CALIFORNIA ARTIFICIAL STONE PAVING Co. v. PERINE.[1]

SAME v. MOLITOR.

(Circuit Court, D. California. May 7, 1881.)

1. LETTERS PATENT-ARTIFICIAL STONE PAVEMENTS-INFRINGEMENT.

The method adopted by the defendants in laying artificial stone pavement was as follows: They first laid down a section as wide, as the blocks were wanted, and tamped it down solid. When partially set these sections were cut into blocks of proper length with a trowel, the trowel cutting to a greater or less depth, according to the character of the material. Into the open joint thus made by the trowel was floated or rubbed some of the same material of which the block was composed. Then a top layer of finer material, containing a larger portion of cement, was laid on the lower section, pressed down, and smoothed over. The trowel was then passed along the top layer, cutting partially or wholly through it, directly over the cutting below. The joint. thus made in the upper layer was then smoothed over, and a joint marker, having a tongue from a sixteenth to an eighth of an inch in depth, was run over the line of the cuttings, marking off the joints.

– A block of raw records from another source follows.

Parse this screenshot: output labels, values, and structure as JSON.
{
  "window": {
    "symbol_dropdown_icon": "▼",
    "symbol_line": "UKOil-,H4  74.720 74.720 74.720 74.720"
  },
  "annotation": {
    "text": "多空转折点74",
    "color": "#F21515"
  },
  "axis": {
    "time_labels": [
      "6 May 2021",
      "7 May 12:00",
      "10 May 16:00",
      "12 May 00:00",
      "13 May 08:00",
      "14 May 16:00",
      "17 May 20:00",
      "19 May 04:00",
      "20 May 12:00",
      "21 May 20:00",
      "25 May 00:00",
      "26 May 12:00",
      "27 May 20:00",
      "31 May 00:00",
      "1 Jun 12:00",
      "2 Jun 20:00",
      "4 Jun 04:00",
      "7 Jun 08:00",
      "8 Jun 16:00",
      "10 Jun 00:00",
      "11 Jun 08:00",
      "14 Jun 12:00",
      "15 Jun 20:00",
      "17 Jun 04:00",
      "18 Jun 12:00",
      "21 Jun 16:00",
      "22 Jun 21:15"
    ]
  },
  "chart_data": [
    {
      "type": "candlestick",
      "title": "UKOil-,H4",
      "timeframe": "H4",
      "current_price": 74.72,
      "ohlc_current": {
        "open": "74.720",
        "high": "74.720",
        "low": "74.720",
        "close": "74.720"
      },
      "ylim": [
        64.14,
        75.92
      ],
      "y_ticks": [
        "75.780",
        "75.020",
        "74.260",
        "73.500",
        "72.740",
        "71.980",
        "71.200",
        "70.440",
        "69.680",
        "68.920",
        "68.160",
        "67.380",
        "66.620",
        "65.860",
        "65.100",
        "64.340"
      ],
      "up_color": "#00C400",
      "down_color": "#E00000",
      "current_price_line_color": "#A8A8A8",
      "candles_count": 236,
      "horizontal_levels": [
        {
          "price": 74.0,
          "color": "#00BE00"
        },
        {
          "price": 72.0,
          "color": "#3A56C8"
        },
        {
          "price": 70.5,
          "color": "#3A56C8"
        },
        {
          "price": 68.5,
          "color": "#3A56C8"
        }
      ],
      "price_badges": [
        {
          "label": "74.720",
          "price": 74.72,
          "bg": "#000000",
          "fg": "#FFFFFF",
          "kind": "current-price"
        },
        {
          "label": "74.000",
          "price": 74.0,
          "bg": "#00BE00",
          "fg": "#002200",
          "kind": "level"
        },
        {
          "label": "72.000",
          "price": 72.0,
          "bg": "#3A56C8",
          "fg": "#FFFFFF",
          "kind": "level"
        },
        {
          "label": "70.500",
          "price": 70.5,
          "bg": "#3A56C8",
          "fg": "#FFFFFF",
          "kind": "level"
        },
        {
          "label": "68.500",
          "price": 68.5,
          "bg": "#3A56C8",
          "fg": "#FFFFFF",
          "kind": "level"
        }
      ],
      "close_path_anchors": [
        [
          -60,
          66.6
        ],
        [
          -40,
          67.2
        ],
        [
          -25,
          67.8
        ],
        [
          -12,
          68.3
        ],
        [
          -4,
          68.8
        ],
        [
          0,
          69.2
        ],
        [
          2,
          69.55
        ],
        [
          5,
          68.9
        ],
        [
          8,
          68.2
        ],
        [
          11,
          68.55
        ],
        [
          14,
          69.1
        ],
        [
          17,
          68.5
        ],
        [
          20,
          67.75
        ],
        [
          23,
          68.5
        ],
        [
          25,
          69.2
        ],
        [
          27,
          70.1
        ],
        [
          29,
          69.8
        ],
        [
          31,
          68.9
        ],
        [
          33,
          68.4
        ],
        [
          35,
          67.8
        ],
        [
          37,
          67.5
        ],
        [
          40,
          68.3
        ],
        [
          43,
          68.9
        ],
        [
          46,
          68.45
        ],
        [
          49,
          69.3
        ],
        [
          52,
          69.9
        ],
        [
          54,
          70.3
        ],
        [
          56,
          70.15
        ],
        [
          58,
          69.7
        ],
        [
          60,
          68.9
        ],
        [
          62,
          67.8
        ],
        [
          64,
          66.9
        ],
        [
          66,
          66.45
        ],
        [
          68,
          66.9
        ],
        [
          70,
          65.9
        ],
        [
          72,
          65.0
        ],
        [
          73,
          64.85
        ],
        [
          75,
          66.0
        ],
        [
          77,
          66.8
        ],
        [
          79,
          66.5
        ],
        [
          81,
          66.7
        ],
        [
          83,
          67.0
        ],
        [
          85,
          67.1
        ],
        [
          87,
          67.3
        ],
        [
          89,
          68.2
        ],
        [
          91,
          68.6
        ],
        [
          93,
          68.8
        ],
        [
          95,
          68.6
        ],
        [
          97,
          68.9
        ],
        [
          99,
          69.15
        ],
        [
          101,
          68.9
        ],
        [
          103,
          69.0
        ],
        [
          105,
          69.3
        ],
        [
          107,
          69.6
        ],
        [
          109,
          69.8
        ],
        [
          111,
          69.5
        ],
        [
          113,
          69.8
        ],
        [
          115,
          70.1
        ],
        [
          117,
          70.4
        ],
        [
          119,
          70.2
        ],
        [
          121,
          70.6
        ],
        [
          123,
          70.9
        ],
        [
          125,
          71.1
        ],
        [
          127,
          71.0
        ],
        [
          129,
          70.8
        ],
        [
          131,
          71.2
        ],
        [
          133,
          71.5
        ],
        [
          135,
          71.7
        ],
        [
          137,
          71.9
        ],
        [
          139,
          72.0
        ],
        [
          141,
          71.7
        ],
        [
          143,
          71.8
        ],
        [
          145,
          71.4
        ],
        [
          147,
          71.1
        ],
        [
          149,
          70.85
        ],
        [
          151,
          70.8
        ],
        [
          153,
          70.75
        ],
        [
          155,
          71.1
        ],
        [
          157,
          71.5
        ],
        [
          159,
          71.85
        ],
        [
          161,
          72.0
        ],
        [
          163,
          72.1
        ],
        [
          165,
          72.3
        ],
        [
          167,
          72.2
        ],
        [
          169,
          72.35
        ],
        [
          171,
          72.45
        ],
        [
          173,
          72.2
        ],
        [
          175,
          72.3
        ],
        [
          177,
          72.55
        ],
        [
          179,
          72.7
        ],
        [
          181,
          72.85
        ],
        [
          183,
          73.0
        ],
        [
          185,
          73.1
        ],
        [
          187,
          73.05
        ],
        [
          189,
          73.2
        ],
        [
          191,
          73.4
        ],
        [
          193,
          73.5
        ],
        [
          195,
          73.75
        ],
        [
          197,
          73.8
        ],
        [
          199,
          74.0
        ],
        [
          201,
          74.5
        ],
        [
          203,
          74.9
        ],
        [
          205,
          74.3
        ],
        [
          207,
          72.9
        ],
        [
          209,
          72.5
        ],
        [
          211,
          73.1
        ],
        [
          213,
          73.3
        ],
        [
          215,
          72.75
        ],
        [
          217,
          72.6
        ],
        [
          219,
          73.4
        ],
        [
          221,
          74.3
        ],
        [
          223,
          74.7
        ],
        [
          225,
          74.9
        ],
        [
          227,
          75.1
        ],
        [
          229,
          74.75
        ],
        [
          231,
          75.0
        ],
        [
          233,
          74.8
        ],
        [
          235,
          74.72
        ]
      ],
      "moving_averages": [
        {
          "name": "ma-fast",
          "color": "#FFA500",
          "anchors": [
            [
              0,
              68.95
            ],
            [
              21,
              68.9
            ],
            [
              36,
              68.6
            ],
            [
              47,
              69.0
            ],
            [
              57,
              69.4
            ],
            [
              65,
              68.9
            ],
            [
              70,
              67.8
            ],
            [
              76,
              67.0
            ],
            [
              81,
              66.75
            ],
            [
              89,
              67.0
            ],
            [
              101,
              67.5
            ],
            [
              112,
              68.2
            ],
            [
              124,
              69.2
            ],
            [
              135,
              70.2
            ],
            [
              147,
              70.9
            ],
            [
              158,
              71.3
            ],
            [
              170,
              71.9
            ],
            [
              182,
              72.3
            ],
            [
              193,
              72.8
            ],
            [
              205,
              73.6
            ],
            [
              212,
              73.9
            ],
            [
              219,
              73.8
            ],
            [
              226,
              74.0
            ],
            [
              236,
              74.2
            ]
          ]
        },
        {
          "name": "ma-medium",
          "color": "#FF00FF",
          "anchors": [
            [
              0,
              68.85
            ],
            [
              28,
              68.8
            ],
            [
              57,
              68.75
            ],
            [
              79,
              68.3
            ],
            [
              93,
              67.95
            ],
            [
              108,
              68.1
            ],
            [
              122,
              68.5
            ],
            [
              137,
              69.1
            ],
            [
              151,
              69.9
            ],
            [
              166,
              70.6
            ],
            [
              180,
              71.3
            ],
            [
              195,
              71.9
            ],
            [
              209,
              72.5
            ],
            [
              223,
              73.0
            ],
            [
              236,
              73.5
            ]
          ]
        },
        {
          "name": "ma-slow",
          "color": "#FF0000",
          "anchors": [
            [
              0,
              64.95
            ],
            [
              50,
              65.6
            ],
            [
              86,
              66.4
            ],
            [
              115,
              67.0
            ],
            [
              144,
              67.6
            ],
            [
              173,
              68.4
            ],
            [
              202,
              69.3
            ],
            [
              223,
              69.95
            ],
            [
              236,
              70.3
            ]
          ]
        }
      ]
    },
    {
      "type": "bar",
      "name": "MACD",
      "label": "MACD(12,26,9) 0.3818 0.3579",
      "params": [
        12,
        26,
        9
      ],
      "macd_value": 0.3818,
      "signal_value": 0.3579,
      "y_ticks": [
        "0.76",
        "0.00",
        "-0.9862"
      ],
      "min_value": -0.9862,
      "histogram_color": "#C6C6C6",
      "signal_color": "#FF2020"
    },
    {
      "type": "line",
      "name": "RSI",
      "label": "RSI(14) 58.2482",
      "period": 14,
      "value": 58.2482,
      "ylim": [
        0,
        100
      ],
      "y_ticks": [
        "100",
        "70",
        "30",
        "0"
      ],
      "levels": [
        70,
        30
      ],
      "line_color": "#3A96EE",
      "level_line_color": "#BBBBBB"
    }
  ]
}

Artificial stone pavements constructed in the mode described, as used by the defendants, are infringements of the Schillinger patent.

2. SAME-INVENTION-TITLE TO UNSPECIFIED BENEFITS.

The patentee is entitled to all the benefits which result from his invention, whether he has specified all the benefits in his patents or not.

3. SAME SCHILLINGER PATENT-INFRINGEMENT.

The respondents having so constructed their pavements as to gain the advantages secured by the Schillinger patent, and by substantially the same means, they are infringers of the patent.

Wheaton & Scrivner, for complainant.

Parker, Shafter, and Duprey, for defendants.

  1. Reported by S. C. Houghton, Esq.